Sur les rives du fleuve Congo, une transformation silencieuse mais déterminante est en marche. Le Projet Régional d’Amélioration des Corridors de Transport Routier et Fluvial en Afrique Centrale (PRACAC) porte une ambition simple, mais essentielle : reconnecter des territoires longtemps enclavés, revitaliser le commerce régional et redonner souffle aux économies du Congo, de la Centrafrique et de leurs voisins. Avec l’appui du Groupe de la Banque mondiale, le PRACAC s’inscrit au cœur des priorités régionales définies par la CEEAC et la CEMAC.

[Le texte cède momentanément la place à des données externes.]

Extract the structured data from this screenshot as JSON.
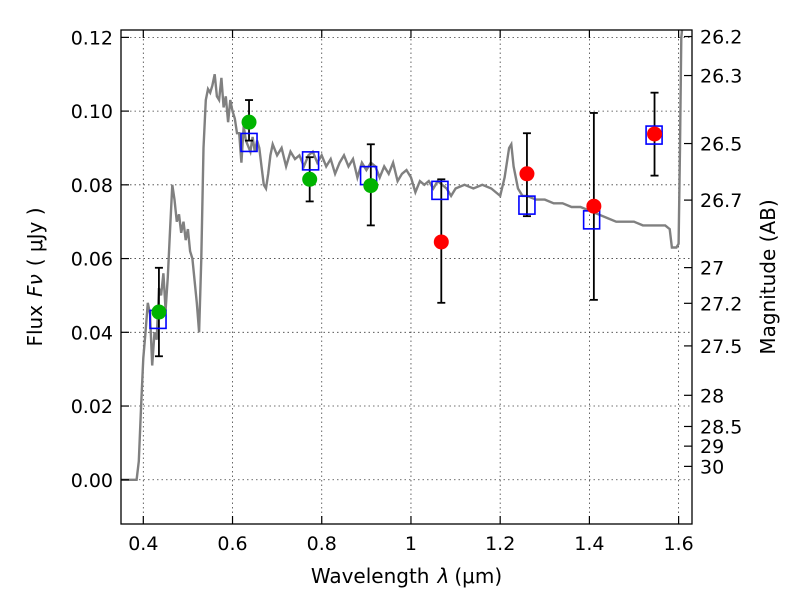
{
  "chart_data": {
    "type": "scatter",
    "title": "",
    "xlabel_text": "Wavelength",
    "xlabel_symbol": "λ",
    "xlabel_unit": "(μm)",
    "ylabel_text": "Flux",
    "ylabel_symbol": "Fν",
    "ylabel_unit": "( μJy )",
    "y2label": "Magnitude (AB)",
    "xlim": [
      0.35,
      1.63
    ],
    "ylim": [
      -0.012,
      0.122
    ],
    "grid": true,
    "x_ticks": [
      {
        "value": 0.4,
        "label": "0.4"
      },
      {
        "value": 0.6,
        "label": "0.6"
      },
      {
        "value": 0.8,
        "label": "0.8"
      },
      {
        "value": 1.0,
        "label": "1"
      },
      {
        "value": 1.2,
        "label": "1.2"
      },
      {
        "value": 1.4,
        "label": "1.4"
      },
      {
        "value": 1.6,
        "label": "1.6"
      }
    ],
    "y_ticks": [
      {
        "value": 0.0,
        "label": "0.00"
      },
      {
        "value": 0.02,
        "label": "0.02"
      },
      {
        "value": 0.04,
        "label": "0.04"
      },
      {
        "value": 0.06,
        "label": "0.06"
      },
      {
        "value": 0.08,
        "label": "0.08"
      },
      {
        "value": 0.1,
        "label": "0.10"
      },
      {
        "value": 0.12,
        "label": "0.12"
      }
    ],
    "mag_ticks": [
      {
        "mag": 26.2,
        "label": "26.2"
      },
      {
        "mag": 26.3,
        "label": "26.3"
      },
      {
        "mag": 26.5,
        "label": "26.5"
      },
      {
        "mag": 26.7,
        "label": "26.7"
      },
      {
        "mag": 27.0,
        "label": "27"
      },
      {
        "mag": 27.2,
        "label": "27.2"
      },
      {
        "mag": 27.5,
        "label": "27.5"
      },
      {
        "mag": 28.0,
        "label": "28"
      },
      {
        "mag": 28.5,
        "label": "28.5"
      },
      {
        "mag": 29.0,
        "label": "29"
      },
      {
        "mag": 30.0,
        "label": "30"
      }
    ],
    "template_color": "#808080",
    "template_spectrum": [
      [
        0.35,
        0.0
      ],
      [
        0.385,
        0.0
      ],
      [
        0.39,
        0.005
      ],
      [
        0.395,
        0.02
      ],
      [
        0.4,
        0.033
      ],
      [
        0.405,
        0.04
      ],
      [
        0.41,
        0.048
      ],
      [
        0.415,
        0.045
      ],
      [
        0.42,
        0.031
      ],
      [
        0.425,
        0.04
      ],
      [
        0.43,
        0.038
      ],
      [
        0.435,
        0.052
      ],
      [
        0.44,
        0.05
      ],
      [
        0.445,
        0.056
      ],
      [
        0.45,
        0.046
      ],
      [
        0.455,
        0.055
      ],
      [
        0.46,
        0.068
      ],
      [
        0.465,
        0.08
      ],
      [
        0.47,
        0.076
      ],
      [
        0.475,
        0.07
      ],
      [
        0.48,
        0.072
      ],
      [
        0.485,
        0.067
      ],
      [
        0.49,
        0.07
      ],
      [
        0.495,
        0.065
      ],
      [
        0.5,
        0.068
      ],
      [
        0.505,
        0.062
      ],
      [
        0.51,
        0.06
      ],
      [
        0.515,
        0.054
      ],
      [
        0.52,
        0.048
      ],
      [
        0.525,
        0.04
      ],
      [
        0.53,
        0.06
      ],
      [
        0.535,
        0.09
      ],
      [
        0.54,
        0.103
      ],
      [
        0.545,
        0.106
      ],
      [
        0.55,
        0.105
      ],
      [
        0.555,
        0.107
      ],
      [
        0.56,
        0.11
      ],
      [
        0.565,
        0.104
      ],
      [
        0.57,
        0.103
      ],
      [
        0.575,
        0.109
      ],
      [
        0.58,
        0.101
      ],
      [
        0.585,
        0.104
      ],
      [
        0.59,
        0.097
      ],
      [
        0.595,
        0.103
      ],
      [
        0.6,
        0.1
      ],
      [
        0.605,
        0.098
      ],
      [
        0.61,
        0.094
      ],
      [
        0.615,
        0.094
      ],
      [
        0.62,
        0.086
      ],
      [
        0.625,
        0.096
      ],
      [
        0.63,
        0.092
      ],
      [
        0.64,
        0.089
      ],
      [
        0.645,
        0.093
      ],
      [
        0.65,
        0.089
      ],
      [
        0.655,
        0.092
      ],
      [
        0.66,
        0.09
      ],
      [
        0.665,
        0.085
      ],
      [
        0.67,
        0.08
      ],
      [
        0.675,
        0.079
      ],
      [
        0.68,
        0.083
      ],
      [
        0.685,
        0.088
      ],
      [
        0.69,
        0.091
      ],
      [
        0.7,
        0.088
      ],
      [
        0.71,
        0.09
      ],
      [
        0.72,
        0.085
      ],
      [
        0.73,
        0.089
      ],
      [
        0.74,
        0.087
      ],
      [
        0.75,
        0.088
      ],
      [
        0.76,
        0.085
      ],
      [
        0.77,
        0.088
      ],
      [
        0.78,
        0.089
      ],
      [
        0.79,
        0.086
      ],
      [
        0.8,
        0.088
      ],
      [
        0.81,
        0.085
      ],
      [
        0.82,
        0.087
      ],
      [
        0.83,
        0.083
      ],
      [
        0.84,
        0.086
      ],
      [
        0.85,
        0.088
      ],
      [
        0.86,
        0.085
      ],
      [
        0.87,
        0.087
      ],
      [
        0.88,
        0.082
      ],
      [
        0.89,
        0.086
      ],
      [
        0.9,
        0.084
      ],
      [
        0.91,
        0.086
      ],
      [
        0.92,
        0.085
      ],
      [
        0.93,
        0.082
      ],
      [
        0.94,
        0.085
      ],
      [
        0.95,
        0.083
      ],
      [
        0.96,
        0.086
      ],
      [
        0.97,
        0.081
      ],
      [
        0.98,
        0.083
      ],
      [
        0.99,
        0.084
      ],
      [
        1.0,
        0.082
      ],
      [
        1.01,
        0.078
      ],
      [
        1.02,
        0.081
      ],
      [
        1.03,
        0.08
      ],
      [
        1.04,
        0.081
      ],
      [
        1.05,
        0.079
      ],
      [
        1.06,
        0.081
      ],
      [
        1.07,
        0.08
      ],
      [
        1.08,
        0.079
      ],
      [
        1.09,
        0.077
      ],
      [
        1.1,
        0.079
      ],
      [
        1.12,
        0.08
      ],
      [
        1.14,
        0.079
      ],
      [
        1.16,
        0.08
      ],
      [
        1.18,
        0.079
      ],
      [
        1.2,
        0.077
      ],
      [
        1.21,
        0.082
      ],
      [
        1.22,
        0.09
      ],
      [
        1.225,
        0.091
      ],
      [
        1.23,
        0.085
      ],
      [
        1.24,
        0.079
      ],
      [
        1.25,
        0.077
      ],
      [
        1.26,
        0.077
      ],
      [
        1.28,
        0.076
      ],
      [
        1.3,
        0.076
      ],
      [
        1.32,
        0.075
      ],
      [
        1.34,
        0.075
      ],
      [
        1.36,
        0.074
      ],
      [
        1.38,
        0.074
      ],
      [
        1.4,
        0.073
      ],
      [
        1.42,
        0.072
      ],
      [
        1.44,
        0.071
      ],
      [
        1.46,
        0.07
      ],
      [
        1.48,
        0.07
      ],
      [
        1.5,
        0.07
      ],
      [
        1.52,
        0.069
      ],
      [
        1.54,
        0.069
      ],
      [
        1.56,
        0.069
      ],
      [
        1.57,
        0.069
      ],
      [
        1.58,
        0.068
      ],
      [
        1.585,
        0.063
      ],
      [
        1.59,
        0.063
      ],
      [
        1.595,
        0.063
      ],
      [
        1.6,
        0.064
      ],
      [
        1.603,
        0.09
      ],
      [
        1.606,
        0.12
      ],
      [
        1.61,
        0.125
      ]
    ],
    "model_points": {
      "marker": "open-square",
      "color": "#0000ff",
      "x": [
        0.433,
        0.637,
        0.775,
        0.905,
        1.065,
        1.26,
        1.405,
        1.545
      ],
      "y": [
        0.0435,
        0.0915,
        0.0865,
        0.0825,
        0.0785,
        0.0745,
        0.0705,
        0.0935
      ]
    },
    "optical_points": {
      "marker": "filled-circle",
      "color": "#00b400",
      "x": [
        0.435,
        0.637,
        0.773,
        0.91
      ],
      "y": [
        0.0455,
        0.097,
        0.0815,
        0.0798
      ],
      "yerr_low": [
        0.0335,
        0.092,
        0.0755,
        0.069
      ],
      "yerr_high": [
        0.0575,
        0.103,
        0.0875,
        0.091
      ]
    },
    "nir_points": {
      "marker": "filled-circle",
      "color": "#ff0000",
      "x": [
        1.068,
        1.26,
        1.41,
        1.546
      ],
      "y": [
        0.0645,
        0.083,
        0.0742,
        0.0938
      ],
      "yerr_low": [
        0.048,
        0.0715,
        0.0488,
        0.0825
      ],
      "yerr_high": [
        0.0815,
        0.094,
        0.0995,
        0.105
      ]
    }
  }
}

Le PRACAC vise à moderniser les axes fluviaux et routiers qui relient Pointe-Noire, Brazzaville, Bangui et N’Djamena, un corridor stratégique pour plusieurs millions de personnes. Pensé comme un projet structurant et transformationnel, le PRACAC s’attaque à l’un des défis majeurs de l’Afrique centrale : le manque d’infrastructures modernes et efficaces pour transporter les marchandises, assurer la mobilité et faire circuler les opportunités. Et son timing n’est pas anodin. Dans une région marquée par des coûts logistiques élevés, des routes fragilisées, des retards chroniques sur les corridors, et un fleuve sous-exploité, il est urgent de moderniser les réseaux de transport.
Au-delà d’un programme d’infrastructures, le PRACAC porte une vision : réduire l’isolement des territoires, fluidifier les échanges, renforcer l’intégration régionale et améliorer les conditions de vie des communautés qui vivent et travaillent le long du corridor.
Un projet stratégique au service de l’intégration régionale
Selon le rapport d’évaluation, le PRACAC est considéré comme extrêmement pertinent pour le développement socio-économique de la région, car il répond directement à l’agenda régional et aux besoins urgents en infrastructures et en gouvernance du transport.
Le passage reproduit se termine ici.